Firefighters train for heli- rescue |

Firefighters train for heli- rescue


Carson City firefighters got a lesson in aerial rescue Monday when five Naval airmen from Fallon Naval Air Station shared some secrets for rescue operations.

The crew, one of three working out of the Fallon air base, flew a Huey helicopter similar to those common to the Vietnam War. The highlight of the day was an aerial lift of one of the airmen by cable and winch suspended 50 feet off the ground.

The exercise is designed to simulate a rescue in a steep ravine or canyon, said Battalion Chief Staci Giomi. “We have a program of quarterly rescue training sessions,” he said.

Seventeen firefighters participated in Monday’s exercise.

Petty Officer Nick Wiscons said the Fallon crews set up training for peace officers all over Nevada and parts of California.

“It’s a full-time job that takes us everywhere,” he said. “It’s more than just showing what we can do. Each department has their own skills and we learn from them and they learn from us.”

Giomi said rescues similar to those simulated Monday happen often enough in the Carson City area to necessitate constant training and updating of certification.

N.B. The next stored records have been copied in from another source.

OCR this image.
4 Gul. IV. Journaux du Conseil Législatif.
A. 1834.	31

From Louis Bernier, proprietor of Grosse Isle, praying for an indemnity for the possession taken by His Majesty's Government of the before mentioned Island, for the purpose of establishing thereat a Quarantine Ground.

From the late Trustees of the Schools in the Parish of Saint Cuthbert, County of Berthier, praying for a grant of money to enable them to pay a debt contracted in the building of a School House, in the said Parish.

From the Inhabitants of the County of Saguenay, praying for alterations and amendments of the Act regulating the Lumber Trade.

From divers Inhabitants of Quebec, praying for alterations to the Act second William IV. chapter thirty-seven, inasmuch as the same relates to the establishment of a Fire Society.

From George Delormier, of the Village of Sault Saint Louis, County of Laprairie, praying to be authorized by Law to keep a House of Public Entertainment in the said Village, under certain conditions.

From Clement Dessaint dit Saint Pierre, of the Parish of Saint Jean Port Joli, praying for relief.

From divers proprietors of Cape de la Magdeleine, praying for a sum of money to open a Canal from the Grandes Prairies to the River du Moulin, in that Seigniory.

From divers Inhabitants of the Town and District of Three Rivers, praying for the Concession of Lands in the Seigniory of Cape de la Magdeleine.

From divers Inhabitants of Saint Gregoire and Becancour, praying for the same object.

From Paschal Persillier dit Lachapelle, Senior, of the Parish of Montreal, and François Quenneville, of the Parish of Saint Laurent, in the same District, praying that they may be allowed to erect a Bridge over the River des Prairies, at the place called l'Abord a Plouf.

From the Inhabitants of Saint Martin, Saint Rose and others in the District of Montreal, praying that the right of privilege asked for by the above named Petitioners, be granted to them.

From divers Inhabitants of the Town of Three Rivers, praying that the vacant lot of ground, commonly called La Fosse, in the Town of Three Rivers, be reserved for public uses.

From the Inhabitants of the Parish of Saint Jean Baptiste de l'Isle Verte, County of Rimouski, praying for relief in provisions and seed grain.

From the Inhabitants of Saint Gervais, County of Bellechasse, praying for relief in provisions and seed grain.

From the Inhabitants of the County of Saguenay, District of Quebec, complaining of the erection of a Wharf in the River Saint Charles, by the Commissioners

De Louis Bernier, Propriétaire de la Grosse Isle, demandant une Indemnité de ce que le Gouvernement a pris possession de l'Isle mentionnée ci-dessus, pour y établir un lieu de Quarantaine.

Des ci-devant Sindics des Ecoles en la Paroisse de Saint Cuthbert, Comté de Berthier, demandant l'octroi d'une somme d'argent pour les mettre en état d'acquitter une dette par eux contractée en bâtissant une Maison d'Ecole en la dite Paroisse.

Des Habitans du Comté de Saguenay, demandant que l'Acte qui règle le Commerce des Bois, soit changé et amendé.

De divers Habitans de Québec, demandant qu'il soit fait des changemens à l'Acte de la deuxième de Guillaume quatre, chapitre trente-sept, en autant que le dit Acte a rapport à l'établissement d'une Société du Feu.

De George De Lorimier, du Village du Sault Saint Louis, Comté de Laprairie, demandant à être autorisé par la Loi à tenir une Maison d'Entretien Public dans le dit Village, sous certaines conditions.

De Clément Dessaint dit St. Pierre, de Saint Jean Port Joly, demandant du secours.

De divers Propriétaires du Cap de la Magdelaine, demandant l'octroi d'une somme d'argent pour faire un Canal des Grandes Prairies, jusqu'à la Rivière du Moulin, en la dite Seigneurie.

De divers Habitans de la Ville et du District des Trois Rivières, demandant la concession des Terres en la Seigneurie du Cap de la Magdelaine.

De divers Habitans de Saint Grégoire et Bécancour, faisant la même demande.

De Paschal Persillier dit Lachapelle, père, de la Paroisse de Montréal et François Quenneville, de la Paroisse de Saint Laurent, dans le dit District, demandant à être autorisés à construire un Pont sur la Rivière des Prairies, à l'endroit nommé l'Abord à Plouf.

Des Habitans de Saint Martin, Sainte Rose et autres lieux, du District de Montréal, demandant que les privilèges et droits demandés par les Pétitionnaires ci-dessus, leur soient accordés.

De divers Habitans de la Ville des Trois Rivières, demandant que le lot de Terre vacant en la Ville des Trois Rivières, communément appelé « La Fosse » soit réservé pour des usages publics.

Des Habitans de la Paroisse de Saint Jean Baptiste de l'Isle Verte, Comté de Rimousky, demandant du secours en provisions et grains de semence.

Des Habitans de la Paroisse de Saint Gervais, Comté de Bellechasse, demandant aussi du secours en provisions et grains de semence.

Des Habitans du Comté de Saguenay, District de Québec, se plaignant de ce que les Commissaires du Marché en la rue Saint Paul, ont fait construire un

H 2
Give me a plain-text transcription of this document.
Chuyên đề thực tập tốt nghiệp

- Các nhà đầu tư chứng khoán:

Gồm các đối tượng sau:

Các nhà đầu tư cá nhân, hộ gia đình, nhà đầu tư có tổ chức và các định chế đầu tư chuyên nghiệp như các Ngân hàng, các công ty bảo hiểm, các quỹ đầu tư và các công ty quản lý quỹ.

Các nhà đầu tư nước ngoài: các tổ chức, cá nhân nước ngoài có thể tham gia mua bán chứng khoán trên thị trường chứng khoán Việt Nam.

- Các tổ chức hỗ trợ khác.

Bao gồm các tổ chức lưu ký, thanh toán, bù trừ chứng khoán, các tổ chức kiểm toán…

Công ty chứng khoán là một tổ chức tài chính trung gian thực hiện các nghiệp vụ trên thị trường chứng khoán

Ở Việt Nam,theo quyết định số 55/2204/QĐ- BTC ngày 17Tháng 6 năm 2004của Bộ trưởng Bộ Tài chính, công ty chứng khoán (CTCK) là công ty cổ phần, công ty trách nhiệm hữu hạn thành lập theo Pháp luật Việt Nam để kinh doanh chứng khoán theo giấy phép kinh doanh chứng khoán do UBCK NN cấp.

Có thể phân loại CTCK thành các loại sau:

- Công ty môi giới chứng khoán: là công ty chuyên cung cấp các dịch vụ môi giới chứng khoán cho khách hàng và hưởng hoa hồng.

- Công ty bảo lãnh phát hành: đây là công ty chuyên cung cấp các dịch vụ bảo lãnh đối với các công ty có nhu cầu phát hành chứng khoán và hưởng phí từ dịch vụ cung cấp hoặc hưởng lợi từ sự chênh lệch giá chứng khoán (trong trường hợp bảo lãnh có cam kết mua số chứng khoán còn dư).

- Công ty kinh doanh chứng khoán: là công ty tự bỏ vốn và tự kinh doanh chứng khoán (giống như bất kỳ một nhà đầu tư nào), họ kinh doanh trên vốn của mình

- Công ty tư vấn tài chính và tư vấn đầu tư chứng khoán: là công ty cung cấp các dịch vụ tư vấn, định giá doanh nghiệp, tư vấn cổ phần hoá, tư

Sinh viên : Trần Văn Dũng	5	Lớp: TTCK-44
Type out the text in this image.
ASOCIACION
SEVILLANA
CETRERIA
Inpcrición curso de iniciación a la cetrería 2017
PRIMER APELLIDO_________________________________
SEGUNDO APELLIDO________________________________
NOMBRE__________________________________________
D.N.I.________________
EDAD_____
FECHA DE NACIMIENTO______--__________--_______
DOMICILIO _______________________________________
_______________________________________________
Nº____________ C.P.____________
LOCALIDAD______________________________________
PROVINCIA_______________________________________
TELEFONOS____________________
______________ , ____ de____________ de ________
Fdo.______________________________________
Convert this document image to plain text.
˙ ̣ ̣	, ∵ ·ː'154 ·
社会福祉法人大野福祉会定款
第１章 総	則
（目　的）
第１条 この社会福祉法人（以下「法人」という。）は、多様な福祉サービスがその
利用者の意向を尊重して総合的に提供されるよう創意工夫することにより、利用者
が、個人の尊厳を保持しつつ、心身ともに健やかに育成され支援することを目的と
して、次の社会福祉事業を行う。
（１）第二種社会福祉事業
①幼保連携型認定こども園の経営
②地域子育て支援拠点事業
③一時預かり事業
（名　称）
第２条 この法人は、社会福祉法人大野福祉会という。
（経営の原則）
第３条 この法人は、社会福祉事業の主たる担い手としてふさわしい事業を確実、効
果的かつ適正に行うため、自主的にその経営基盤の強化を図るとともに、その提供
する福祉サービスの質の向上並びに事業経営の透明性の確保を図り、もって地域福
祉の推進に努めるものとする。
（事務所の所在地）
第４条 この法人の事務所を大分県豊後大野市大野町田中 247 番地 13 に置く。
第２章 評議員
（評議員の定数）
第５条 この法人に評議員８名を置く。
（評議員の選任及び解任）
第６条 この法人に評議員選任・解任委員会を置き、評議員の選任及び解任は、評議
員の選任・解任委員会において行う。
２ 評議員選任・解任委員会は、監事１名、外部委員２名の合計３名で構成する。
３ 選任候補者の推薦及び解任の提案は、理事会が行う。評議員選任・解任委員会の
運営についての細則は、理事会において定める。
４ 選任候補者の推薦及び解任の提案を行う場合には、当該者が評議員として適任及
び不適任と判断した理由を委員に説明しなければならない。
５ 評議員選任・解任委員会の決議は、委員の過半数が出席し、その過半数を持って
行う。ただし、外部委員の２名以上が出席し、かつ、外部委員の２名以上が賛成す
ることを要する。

In the case of two other types of rescues, confined space and trench, the fire department is required by federal mandate to constantly update their rescue skills. “It’s because Carson City employees work in an environment where those types of rescues might be necessary,” Giomi said.

A trench rescue is usually enacted when someone gets caught in a caved construction ditch, Giomi said. Last year a man was buried up to his waste before workers dug him out and sent him to Washoe Medical Center with minor injuries.

Confined space rescues employee similar methods when the circumstances of the accident trap an individual.

Steep angle rescue is the most commonly used by firefighters “when a hiker or a motorcyclist falls and can’t get up,” Giomi said.

Although Carson City has local access to the LifeFlight helicopter used to transport medical patients, it would not be suitable for use in rescue operations, Giomi said. The Huey from Fallon is a much bigger aircraft.